Angiostrongylus vasorum is a nematode residing in the heart and pulmonary vessels of dogs and wild carnivores. In Europe the red fox is its reservoir, while only three records from wolves have been published. Angiostrongylus vasorum has a worldwide distribution, and many pieces of evidence demonstrate that it is spreading from endemic areas to new ones. In Italy, A. vasorum was reported with increasing frequency in dogs and foxes in the last decades, and now it is considered endemic throughout the country. Angiostrongylus vasorum can be asymptomatic or cause respiratory and circulatory disorders, at times causing severe disseminated infections.
Between February 2012 and December 2016, 25 wolves found dead in central Italy were submitted to the Istituto Zooprofilattico del Lazio e della Toscana for post-mortem examination. Samples of lungs, heart, liver, spleen, kidneys, mediastinic lymph nodes and brain were collected from each animal for histological examination. When adult and larval nematodes were microscopically seen in lungs, the other organs were processed, and five histological sections for each organ were examined. To confirm parasite identification, lung samples were submitted to a PCR-sequencing protocol targeting the ITS2 region of A. vasorum.

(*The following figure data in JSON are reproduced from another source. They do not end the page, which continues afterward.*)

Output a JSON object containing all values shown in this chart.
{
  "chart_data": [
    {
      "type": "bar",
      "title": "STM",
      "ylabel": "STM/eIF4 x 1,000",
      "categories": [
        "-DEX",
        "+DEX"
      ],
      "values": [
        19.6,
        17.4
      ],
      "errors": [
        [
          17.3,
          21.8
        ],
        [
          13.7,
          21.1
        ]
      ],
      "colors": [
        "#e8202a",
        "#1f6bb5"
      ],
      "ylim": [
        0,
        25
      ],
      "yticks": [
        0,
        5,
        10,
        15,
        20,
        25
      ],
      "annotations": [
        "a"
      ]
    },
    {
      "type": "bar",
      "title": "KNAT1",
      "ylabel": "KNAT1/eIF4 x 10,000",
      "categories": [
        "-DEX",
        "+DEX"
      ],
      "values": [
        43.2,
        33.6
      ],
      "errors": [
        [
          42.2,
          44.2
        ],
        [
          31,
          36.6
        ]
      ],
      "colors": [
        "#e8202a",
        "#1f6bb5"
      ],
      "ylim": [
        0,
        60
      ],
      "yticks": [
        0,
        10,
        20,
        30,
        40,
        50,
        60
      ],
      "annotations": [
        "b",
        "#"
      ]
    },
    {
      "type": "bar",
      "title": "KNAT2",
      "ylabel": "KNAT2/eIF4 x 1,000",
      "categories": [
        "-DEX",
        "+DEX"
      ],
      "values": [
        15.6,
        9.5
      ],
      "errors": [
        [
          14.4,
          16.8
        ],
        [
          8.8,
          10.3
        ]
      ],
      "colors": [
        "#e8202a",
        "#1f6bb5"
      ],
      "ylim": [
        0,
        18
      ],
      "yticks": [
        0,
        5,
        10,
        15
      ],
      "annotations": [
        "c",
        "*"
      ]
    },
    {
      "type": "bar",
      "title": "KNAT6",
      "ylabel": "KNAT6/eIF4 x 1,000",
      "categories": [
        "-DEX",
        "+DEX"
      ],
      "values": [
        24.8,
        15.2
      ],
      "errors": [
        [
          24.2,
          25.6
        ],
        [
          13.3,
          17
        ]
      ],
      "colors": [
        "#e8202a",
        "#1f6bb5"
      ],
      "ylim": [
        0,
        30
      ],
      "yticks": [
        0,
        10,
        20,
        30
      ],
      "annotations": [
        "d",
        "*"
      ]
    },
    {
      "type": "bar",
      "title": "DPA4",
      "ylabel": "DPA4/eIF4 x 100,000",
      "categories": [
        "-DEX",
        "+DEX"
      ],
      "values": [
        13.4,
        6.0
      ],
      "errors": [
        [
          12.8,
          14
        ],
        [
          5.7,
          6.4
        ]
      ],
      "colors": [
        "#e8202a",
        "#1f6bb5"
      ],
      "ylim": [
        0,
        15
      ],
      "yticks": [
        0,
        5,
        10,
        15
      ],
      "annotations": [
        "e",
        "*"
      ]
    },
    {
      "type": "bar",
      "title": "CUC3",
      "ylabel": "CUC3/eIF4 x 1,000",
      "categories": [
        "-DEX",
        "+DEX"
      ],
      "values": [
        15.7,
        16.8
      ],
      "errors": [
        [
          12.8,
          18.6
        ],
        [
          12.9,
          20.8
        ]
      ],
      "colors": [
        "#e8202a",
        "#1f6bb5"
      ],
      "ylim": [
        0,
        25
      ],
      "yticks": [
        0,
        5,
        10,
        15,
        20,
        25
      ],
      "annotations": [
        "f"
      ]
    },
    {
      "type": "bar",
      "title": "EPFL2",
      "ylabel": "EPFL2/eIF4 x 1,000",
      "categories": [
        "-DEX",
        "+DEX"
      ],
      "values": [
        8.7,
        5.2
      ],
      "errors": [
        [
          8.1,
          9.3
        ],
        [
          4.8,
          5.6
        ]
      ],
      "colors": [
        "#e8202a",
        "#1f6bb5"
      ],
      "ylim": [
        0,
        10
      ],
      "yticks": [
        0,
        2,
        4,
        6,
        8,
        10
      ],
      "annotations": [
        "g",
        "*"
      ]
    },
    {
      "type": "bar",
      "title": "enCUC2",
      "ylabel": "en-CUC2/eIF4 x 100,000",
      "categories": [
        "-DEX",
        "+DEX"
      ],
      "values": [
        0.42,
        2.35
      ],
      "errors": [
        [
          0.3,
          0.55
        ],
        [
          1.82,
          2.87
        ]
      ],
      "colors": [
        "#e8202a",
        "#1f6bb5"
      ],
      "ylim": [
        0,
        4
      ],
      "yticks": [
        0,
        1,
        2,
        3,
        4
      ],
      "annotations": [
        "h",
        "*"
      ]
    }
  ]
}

Seven wolves (28.0%) harboured nematode larvae in lung sections. In two of the positive wolves, adult nematodes were visible in pulmonary arteries, in four animals larvae were also detected in other organs. DNA sequencing reactions confirmed parasite identification as A. vasorum in all the cases.
As a result of the high prevalence of A. vasorum reported in wolves in the present study, a focus of high circulation could be hypothesised in central Italy. Nevertheless, the similarly high prevalence in foxes originating from the same areas were reported in previous papers. Histopathological evidence highlights the pathogenic potential of A. vasorum in the wolf, especially in juvenile animals.